Soñolienta, parpadeó para acabar de
despertarse, y una sonrisa tonta se
dibujó en sus labios cuando de
improviso acudió a su mente la frase
«hoy es el primer día del resto de tu
vida».
Se bajó de la cama con cuidado de no
despertar a Pedro, bajó las escaleras, y
fue encendiendo las luces por donde
pasaba para familiarizarse con la casa y
tomando nota de los detalles que
pudiesen darle pistas sobre el hombre
con el que se había casado.
Entonces, sin saber por qué, recordó
lo que le había dicho su madre al
despedirse de ella cuando la había
llamado por teléfono el día anterior:
«Pues vas a tener que espabilarte y
esforzarte más si no quieres perder a
este...».
Paula sacudió la cabeza. Su madre...
¡siempre igual!, pensó con un suspiro. A
través de las puertas acristaladas del
salón se veía que la oscuridad de la
noche se estaba diluyendo en la claridad
del amanecer.
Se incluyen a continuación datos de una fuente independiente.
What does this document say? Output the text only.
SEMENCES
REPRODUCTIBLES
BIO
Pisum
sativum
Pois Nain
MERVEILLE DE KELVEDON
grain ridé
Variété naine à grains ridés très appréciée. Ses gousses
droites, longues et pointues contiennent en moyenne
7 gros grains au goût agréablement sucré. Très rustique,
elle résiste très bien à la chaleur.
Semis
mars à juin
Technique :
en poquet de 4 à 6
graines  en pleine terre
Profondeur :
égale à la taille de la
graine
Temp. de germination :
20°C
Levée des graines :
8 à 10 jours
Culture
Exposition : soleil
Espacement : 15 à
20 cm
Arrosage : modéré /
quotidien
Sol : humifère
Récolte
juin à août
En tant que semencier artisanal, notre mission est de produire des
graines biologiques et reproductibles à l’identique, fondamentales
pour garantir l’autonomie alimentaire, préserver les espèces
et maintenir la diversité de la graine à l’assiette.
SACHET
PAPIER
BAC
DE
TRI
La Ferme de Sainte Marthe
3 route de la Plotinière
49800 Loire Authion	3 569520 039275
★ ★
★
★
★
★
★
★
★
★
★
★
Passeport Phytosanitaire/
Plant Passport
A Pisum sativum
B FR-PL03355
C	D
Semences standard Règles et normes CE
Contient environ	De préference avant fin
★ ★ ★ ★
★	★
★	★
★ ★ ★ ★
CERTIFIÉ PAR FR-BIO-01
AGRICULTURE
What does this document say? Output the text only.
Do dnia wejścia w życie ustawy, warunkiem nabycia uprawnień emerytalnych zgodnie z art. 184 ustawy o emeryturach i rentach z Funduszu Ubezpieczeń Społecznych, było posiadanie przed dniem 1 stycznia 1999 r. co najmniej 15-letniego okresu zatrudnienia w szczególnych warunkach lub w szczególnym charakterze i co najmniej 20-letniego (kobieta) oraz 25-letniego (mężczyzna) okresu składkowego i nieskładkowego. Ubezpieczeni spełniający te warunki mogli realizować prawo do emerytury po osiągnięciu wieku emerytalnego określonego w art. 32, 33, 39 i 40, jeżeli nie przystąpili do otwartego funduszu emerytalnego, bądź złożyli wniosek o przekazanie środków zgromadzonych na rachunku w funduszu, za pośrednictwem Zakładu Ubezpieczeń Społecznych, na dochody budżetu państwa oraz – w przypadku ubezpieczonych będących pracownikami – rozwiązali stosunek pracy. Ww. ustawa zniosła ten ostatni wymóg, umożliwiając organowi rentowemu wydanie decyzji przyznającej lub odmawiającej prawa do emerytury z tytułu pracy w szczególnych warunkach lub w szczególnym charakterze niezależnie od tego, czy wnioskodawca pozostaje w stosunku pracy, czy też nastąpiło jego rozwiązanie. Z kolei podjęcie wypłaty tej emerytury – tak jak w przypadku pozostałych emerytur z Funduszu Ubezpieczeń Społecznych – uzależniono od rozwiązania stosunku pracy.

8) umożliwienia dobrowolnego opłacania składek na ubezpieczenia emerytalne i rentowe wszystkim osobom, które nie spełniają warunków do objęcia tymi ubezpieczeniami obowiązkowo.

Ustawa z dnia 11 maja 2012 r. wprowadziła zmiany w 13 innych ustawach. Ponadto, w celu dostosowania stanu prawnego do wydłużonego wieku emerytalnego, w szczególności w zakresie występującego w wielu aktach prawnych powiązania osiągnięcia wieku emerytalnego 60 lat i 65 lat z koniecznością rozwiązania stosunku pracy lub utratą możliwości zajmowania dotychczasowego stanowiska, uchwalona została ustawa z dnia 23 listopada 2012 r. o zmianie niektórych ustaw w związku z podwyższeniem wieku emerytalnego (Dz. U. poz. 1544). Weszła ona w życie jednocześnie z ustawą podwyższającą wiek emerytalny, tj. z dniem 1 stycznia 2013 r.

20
Las palmeras se
recortaban en la distancia y las olas
acariciaban la tranquila playa.
Dio un paso hacia allí, queriendo
apartar de su mente las palabras de su
madre y los recuerdos que habían
arrastrado consigo, perderse en aquella
belleza que estaba destapando la salida
del sol, pero los fantasmas del pasado
ya se habían apoderado de ella.
Recordó a todos los «papás» que
habían pasado por su vida, aquellos
hombres por los que su madre, Alejandra 
había estado dispuesta a hacer lo
que fuera y a ser lo que creía que ellos
esperaban que fuera con tal de
mantenerlos a su lado.
Recordó los cambios en la
personalidad de su madre y en sus metas
habían anunciado cada vez la llegada de
un hombre nuevo a su vida.
Recordó su determinación de no
encariñarse demasiado con ninguno, por
muy simpático o divertido que fuera,
porque aquellas relaciones de su madre
nunca duraban demasiado.
Su madre creía que si se esforzaba lo
suficiente, si hacía lo indecible, no la
dejarían, pero todos habían acabado
dejándola. Eugenio, Carlos, Pablo, Ruben,
Sergio, José y Dario. Siete maridos que
habían entrado y salido de su vida, y su
madre todavía no había comprendido
que una relación dependía de dos
personas y no solo de una, y que intentar
aferrarse a un barco que se hundía era
prolongar lo inevitable.
¿Estaría repitiendo los errores de su
madre aunque se había prometido cien
veces que a ella no le pasaría? Se había
casado con un hombre al que acababa de
conocer, un hombre que estaba decidido
a no dejarla escapar.
Pedro decía que le gustaba todo de
ella, pero... ¿y si estaba equivocado? ¿Y
si esa noche por el efecto del alcohol no
había sido ella misma? ¿Y si estaba tan
entusiasmado por que había accedido a
casarse con él que todavía no se hubiese
dado cuenta?
¿Cuánto tardaría en romperse la
burbuja y la viese tal y como era y no
como creía que era? ¿Sería durante esos
tres meses de prueba... o cuando ella
hubiese empezado a hacerse ilusiones?
—Te has levantado temprano.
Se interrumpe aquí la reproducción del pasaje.